Governments at this point rarely act directly to constrain the Internet; instead, their policies are mediated through privately owned and operated services, Ms. MacKinnon said. This is true of China, which maintains the famed Great Firewall that blocks sites like Twitter, YouTube and Facebook in favor of local services. But domestically, every year the Chinese government gives out “China Internet Self-Discipline Awards” to honor companies that voluntarily cooperate with its censorship policies. Baidu, which had been Google’s rival in China before the search giant redirected China users to its uncensored Hong Kong site in 2010, has been among the honorees.
One company that has drawn attention is Apple, whose market power allows its review process for iPhone applications to become a de facto censor in many countries. In China, the company has restricted access to Dalai Lama-related iPhone applications, and earlier this year it removed a Palestinian protest iPhone application called ThirdIntifada in response to the Israeli government’s complaints. Even in the United States, Apple banned an iPhone app from a political cartoonist in 2009 because it ridiculed public figures, a decision that was reversed after the cartoonist won a Pulitzer Prize.
Although “we don’t always do it very well,” people generally know how to hold governments accountable, particularly in a democracy, said Ms. MacKinnon. However, it’s still unclear how users can push back against private transnational companies on the Internet. The solution is likely not for Congress or other lawmakers to pass regulations alone, she said. ”It’s going to require innovation that is not only going to need to focus on politics, on geopolitics, but is also going to need to deal with questions of business management, investor behavior and consumer choice,” she said.
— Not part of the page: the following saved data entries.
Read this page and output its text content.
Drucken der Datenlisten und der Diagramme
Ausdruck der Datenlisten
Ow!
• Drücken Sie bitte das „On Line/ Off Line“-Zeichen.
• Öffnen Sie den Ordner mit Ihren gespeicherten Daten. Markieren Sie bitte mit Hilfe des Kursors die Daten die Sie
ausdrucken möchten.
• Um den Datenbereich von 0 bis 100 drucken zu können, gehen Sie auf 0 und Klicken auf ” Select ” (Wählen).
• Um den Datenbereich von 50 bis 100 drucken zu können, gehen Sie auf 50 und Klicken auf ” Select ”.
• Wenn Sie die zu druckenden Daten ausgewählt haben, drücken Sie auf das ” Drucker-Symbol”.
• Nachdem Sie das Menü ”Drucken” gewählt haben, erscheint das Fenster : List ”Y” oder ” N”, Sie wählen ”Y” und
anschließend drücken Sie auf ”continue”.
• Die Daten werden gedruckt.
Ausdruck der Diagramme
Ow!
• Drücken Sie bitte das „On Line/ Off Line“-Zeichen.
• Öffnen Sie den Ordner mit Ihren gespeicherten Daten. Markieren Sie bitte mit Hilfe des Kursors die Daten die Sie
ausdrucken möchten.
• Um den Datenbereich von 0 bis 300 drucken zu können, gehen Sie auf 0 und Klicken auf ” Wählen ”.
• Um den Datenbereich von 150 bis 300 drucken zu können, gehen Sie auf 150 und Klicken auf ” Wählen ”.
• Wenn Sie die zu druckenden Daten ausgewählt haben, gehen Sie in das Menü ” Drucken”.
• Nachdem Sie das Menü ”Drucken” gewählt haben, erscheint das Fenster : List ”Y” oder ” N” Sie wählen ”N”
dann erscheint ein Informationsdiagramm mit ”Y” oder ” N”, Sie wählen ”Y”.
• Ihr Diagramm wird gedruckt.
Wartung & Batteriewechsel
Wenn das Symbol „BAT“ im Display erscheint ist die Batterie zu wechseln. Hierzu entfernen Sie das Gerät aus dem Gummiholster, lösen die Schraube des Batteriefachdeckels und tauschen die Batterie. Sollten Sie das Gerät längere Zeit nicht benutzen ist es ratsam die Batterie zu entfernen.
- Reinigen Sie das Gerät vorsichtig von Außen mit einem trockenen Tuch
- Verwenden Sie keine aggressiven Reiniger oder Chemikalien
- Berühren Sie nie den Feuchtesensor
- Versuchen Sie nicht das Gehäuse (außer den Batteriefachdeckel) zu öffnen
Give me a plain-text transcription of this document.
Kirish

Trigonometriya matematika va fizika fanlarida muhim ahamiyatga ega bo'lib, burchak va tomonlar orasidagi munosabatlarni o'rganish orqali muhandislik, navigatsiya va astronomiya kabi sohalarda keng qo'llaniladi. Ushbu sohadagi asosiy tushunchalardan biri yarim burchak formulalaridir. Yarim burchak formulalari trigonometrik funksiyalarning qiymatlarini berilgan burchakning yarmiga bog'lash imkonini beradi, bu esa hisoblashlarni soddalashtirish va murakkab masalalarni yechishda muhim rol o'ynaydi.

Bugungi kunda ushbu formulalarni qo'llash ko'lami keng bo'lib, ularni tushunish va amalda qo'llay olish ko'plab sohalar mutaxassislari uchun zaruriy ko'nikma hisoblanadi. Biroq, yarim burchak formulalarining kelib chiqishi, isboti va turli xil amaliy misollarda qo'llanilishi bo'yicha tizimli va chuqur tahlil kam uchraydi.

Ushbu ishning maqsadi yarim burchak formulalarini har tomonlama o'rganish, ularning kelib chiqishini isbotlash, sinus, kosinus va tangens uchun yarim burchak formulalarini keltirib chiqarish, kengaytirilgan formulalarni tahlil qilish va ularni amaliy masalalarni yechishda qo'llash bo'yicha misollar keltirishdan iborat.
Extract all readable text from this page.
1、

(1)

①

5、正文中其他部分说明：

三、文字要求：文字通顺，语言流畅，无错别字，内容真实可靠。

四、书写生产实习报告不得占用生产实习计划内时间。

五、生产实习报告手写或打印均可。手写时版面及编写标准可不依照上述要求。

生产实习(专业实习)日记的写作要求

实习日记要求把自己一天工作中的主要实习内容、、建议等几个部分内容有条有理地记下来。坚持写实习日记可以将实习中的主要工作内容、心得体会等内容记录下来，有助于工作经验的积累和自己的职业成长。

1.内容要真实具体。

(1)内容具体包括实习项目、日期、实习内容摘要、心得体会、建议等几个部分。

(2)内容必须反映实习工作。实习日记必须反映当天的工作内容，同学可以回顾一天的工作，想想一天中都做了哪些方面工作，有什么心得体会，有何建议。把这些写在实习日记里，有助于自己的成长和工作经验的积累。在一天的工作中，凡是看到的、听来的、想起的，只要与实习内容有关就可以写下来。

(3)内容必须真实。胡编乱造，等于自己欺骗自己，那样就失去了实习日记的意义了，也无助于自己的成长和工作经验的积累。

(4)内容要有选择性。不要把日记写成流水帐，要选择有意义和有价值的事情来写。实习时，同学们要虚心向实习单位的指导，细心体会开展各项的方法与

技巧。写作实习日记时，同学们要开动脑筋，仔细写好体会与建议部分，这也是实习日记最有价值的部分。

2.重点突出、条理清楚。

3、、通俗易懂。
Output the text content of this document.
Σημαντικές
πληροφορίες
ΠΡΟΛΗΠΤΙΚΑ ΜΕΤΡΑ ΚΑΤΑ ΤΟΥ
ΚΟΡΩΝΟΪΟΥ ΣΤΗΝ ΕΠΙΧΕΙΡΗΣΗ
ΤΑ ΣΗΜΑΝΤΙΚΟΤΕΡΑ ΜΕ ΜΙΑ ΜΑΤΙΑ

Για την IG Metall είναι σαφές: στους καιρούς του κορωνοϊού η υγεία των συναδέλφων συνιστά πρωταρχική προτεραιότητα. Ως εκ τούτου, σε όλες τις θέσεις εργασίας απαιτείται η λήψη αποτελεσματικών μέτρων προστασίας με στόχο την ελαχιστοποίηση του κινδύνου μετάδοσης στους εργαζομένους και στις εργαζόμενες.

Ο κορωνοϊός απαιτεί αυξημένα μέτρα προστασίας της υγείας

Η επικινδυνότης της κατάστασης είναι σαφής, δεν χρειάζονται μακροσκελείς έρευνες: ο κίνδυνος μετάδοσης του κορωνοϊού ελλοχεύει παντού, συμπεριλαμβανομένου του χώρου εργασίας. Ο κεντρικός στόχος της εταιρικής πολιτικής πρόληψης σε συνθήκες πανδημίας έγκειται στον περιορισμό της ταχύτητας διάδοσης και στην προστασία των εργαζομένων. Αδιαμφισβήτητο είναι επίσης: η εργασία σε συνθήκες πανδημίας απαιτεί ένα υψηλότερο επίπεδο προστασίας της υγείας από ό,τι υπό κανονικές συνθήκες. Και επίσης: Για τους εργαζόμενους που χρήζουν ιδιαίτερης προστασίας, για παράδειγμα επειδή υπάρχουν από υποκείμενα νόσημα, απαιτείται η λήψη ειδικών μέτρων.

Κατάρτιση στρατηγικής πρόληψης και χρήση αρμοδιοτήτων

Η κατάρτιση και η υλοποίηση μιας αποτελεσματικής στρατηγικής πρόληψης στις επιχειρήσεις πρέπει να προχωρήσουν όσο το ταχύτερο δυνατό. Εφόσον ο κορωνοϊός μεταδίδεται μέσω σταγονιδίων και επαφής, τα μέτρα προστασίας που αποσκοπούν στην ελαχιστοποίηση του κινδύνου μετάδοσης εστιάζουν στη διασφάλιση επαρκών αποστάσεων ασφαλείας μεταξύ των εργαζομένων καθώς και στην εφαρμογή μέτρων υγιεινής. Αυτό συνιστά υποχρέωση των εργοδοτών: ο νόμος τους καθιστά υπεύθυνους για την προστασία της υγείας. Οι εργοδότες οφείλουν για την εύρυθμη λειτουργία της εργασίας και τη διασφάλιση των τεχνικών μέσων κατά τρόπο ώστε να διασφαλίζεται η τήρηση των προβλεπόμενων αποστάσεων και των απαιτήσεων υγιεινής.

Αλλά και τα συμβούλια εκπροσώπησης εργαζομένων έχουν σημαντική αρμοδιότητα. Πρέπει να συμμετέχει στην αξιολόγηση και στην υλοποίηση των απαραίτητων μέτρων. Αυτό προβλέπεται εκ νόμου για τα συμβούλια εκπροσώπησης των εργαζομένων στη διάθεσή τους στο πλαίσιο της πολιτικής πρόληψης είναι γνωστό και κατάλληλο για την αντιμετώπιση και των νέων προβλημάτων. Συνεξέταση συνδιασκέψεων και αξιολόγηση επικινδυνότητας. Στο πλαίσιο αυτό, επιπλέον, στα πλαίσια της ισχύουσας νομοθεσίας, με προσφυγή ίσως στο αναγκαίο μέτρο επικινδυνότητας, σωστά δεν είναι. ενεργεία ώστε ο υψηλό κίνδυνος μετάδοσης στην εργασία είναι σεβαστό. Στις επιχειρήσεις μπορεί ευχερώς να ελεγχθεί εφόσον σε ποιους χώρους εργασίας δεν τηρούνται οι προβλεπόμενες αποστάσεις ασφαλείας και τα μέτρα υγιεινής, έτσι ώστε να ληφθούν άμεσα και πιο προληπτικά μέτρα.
Companies should start thinking of their users more as constituents who have a voice in the policy making, she said. Also, good corporate governance policies, like the ones that have become standard for clothing manufacturing companies, could become more widespread. Google, for example, regularly releases a transparency report, which lists how many requests for information it receives from each government. Google, Yahoo and Microsoft have helped develop a code of conduct around Internet freedom through the Global Network Initiative. However, Twitter and Facebook have not joined in, limiting the impact of the code.
Ms. MacKinnon predicts that no matter what it will ultimately look like, the process of pushing back on Internet companies is likely to take sustained decades-long political effort, similar to those movements that created environmental and child-labor laws. What is important right now is to open the conversation, she said. She threw out a question on stage: “How can we hold power accountable on the Internet?”